For Stata/SPSS people: This is the equivalent to .do and .sps files.
An R Script contains all commands including those for reading the raw data, data manipulation, estimation, post-estimation analyses, and the creation of graphs and tables. We can ask R to run all or some of the commands listed in the R script at once.
This is key because what we are interested in for every project is reproducibility. When relying on R Scripts we can backtrack all the changes we made to our data and the assumptions we were relying on in our analysis with a simple mouse click.
To open the editor for creating a new R script click on the symbol in the top left corner and choose open a new R script. Be sure to save it in the same folder where also your RProject is saved.
As discovered above, the # Symbol is extremely useful because it allows you to comment on stuff without the comment itself being evaluated by R.
From the R script we can "send" lines of code to R to be evaluated. To run the line in which the cursor is, press **Ctrl+Enter**. To run several lines of code, mark them with the mouse and do the same.

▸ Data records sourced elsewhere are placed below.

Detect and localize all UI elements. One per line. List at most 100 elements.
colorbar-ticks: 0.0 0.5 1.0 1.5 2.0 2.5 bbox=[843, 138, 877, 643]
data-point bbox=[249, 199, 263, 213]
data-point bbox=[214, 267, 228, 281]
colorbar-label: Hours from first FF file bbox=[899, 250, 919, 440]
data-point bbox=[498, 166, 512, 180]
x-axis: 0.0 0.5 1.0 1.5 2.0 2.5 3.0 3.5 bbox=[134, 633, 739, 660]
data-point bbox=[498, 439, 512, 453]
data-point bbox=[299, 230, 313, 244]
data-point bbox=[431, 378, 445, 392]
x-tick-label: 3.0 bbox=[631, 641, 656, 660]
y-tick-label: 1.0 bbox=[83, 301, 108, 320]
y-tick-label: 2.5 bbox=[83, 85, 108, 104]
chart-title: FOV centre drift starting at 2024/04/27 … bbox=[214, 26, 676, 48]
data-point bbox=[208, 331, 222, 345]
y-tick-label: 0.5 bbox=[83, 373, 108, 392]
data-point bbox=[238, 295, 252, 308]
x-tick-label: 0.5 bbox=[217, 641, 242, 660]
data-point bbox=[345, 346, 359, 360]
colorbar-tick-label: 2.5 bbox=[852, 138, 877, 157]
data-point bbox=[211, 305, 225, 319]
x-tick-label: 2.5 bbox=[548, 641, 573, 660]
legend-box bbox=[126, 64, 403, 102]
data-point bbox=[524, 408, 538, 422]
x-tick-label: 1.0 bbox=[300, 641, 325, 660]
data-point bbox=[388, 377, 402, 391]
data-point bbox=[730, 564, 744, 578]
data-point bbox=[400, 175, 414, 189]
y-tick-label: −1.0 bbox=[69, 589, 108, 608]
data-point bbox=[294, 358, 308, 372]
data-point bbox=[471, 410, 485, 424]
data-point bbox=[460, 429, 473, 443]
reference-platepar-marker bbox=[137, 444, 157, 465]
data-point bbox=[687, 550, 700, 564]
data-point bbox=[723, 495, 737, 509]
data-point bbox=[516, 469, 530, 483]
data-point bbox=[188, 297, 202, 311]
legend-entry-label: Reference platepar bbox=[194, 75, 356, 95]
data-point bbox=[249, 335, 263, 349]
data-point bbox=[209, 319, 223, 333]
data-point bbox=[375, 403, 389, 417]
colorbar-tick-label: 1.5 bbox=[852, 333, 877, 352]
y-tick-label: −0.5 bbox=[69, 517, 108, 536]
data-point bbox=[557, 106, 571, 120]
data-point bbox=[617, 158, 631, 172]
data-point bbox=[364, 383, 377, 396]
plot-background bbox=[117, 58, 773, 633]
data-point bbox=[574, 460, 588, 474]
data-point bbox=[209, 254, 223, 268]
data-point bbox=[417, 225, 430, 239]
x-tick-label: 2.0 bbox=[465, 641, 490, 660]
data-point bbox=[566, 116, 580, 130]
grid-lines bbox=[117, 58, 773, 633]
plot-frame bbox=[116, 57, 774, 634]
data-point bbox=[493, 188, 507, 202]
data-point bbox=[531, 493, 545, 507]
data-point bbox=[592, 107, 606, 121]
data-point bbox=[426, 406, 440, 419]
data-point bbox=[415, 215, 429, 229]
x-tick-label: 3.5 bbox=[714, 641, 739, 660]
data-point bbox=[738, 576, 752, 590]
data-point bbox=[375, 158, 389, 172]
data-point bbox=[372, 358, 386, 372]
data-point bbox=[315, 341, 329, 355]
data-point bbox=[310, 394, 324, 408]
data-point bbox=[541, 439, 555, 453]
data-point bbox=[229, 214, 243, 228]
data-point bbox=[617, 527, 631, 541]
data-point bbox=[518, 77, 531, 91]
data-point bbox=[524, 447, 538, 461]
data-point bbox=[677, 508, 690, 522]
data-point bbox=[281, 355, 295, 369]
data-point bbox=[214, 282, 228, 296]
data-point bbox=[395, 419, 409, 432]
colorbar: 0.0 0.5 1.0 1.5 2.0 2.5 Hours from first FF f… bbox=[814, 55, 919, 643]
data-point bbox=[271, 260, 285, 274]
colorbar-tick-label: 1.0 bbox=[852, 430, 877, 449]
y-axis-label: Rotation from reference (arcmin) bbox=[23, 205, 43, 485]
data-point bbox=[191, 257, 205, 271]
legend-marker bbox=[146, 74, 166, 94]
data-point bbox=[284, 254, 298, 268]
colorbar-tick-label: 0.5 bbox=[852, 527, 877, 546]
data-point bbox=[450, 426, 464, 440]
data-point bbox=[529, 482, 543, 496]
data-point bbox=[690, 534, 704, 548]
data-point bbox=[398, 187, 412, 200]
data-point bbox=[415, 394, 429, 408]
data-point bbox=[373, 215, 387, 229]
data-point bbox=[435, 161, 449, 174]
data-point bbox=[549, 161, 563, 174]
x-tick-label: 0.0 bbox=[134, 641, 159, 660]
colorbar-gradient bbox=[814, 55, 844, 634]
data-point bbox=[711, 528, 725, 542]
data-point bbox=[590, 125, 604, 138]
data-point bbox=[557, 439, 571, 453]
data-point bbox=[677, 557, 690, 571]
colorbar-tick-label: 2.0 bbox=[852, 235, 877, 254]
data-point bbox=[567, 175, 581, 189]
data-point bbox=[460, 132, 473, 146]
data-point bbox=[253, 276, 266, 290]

Try it out with running the following code:
```{r}
1+1
5+(4-1)^2
```
Of course, R can read and evaluate plain text. We'll get into that on the next page. For an intuitive start, consider this:
```{r}
sqrt(4)
log(10)
```
***
# Packages
One more thing...
R itself can operate only very basic tasks. Even within todays tutorial you will soon discover that you need extensions to run your stuff. These extensions are called packages: "Packages are the fundamental units of reproducible R code. They include reusable R functions, the documentation that describes how to use them, and sample data." ([R packages](http://r-pkgs.had.co.nz/)) They are developed by the large R users community and for free, too. If they meet certain quality criteria, they are published on the official "Comprehensive R Archive Network" (CRAN).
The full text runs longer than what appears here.